A amplitude da censura no Brasil
Os dados revelam que a **censura se tornou um fenômeno disseminado** em todo o território brasileiro, atingindo todos os níveis e etapas da educação. Na educação básica, **61% dos professores relataram ter sido vítimas diretas de violência**, enquanto na educação superior o índice foi de 55%.
Entre os educadores diretamente censurados, os relatos incluem:
- 58% sofreram tentativas de intimidação.
- 41% enfrentaram questionamentos agressivos sobre seus métodos de trabalho.
- 35% tiveram proibições explícitas de conteúdo.
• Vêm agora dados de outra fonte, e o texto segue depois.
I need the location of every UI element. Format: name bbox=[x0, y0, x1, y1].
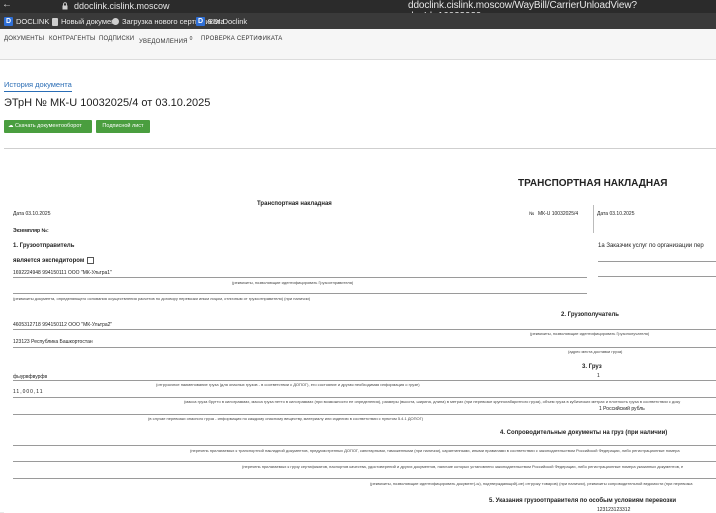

Além disso, foram registrados casos de demissões (6%), suspensões (2%), mudanças forçadas de local de trabalho (12%), remoções de cargo (11%), agressões verbais (25%) e até agressões físicas (10%).
Temáticas sensíveis sob ataque
A pesquisa aponta que a **violência e a censura estão enraizadas** nas instituições de ensino, muitas vezes visando impedir a discussão de temáticas obrigatórias. Exemplos citados incluem a proibição de abordar a importância da vacinação, sob a alegação de “doutrinação”, e a proibição de discutir temas como **violência sexual, orientação sexual, gênero e sexualidade**. Segundo Penna, esses últimos são os motivos mais frequentes para a violência sofrida pelos educadores.
Outro ponto levantado foi a resistência de alguns pais à discussão da **teoria da evolução** em aulas de ciência, preferindo o ensino do criacionismo. Professores que insistem em levar o conhecimento científico aos alunos enfrentam demissões e transferências.
Os temas que mais motivaram questionamentos sobre a prática docente foram:
- Questões políticas (73%)
- Gênero e sexualidade (53%)
- Religião (48%)
- Negacionismo científico (41%)
Polarização política e seu reflexo nas escolas
A pesquisa correlaciona o aumento da **violência contra educadores** com a polarização política no país. Os dados mostram um crescimento a partir de 2010, com picos em anos eleitorais como 2016, 2018 e 2022. “Essa tensão política que o país vive está, infelizmente, entrando nas escolas,” afirmou Penna.
Agentes da violência: quem está por trás?
Surpreendentemente, a pesquisa indica que os principais agentes da violência e censura são membros da própria comunidade educativa. Profissionais da área pedagógica (57%), familiares de estudantes (44%), estudantes (34%) e até mesmo outros professores (27%) estão entre os que mais praticam essas ações. Isso demonstra que a violência, embora possa ter origem em discussões políticas mais amplas, já se instalou no cotidiano das escolas.
Impacto na vida dos educadores e na sociedade
A **perseguição e a censura impactam profundamente a vida profissional e pessoal dos educadores**. Em muitos casos, o resultado é o chamado “apagão dos professores”, com muitos profissionais deixando a carreira. Além disso, a violência **degrada o clima escolar**, gerando insegurança e desconforto. Cerca de **45% dos professores se sentem constantemente vigiados**, o que os leva a se autocensurarem.
“As pessoas estão com medo de discutir temas. Estão com medo de fazer o seu trabalho como elas foram formadas para fazer e de acordo com seus saberes da experiência. Aí você está falando que o dano para a sociedade é gigantesco,” alertou Penna. A consequência direta é que **estudantes deixam de discutir temáticas vitais para a sua formação**.
Regiões mais afetadas e a necessidade de proteção
As regiões **Sudeste e Sul** foram as mais afetadas pela violência e censura, com destaque para estados como Santa Catarina, onde a pesquisa identificou um alto número de casos. Em todo o país, **93% dos educadores tiveram contato com situações de censura**.
Diante desse quadro, o professor Fernando Penna enfatiza a necessidade urgente de **ações para proteger os professores**, especialmente em anos eleitorais. O ONVE sugere a criação de uma política nacional de enfrentamento à violência contra educadores e defende que esses profissionais sejam reconhecidos como **defensores de direitos humanos**.
A pesquisa, que ainda está em sua segunda etapa com entrevistas aprofundadas, promete trazer mais dados e análises sobre esse grave problema que afeta a educação e a democracia no Brasil.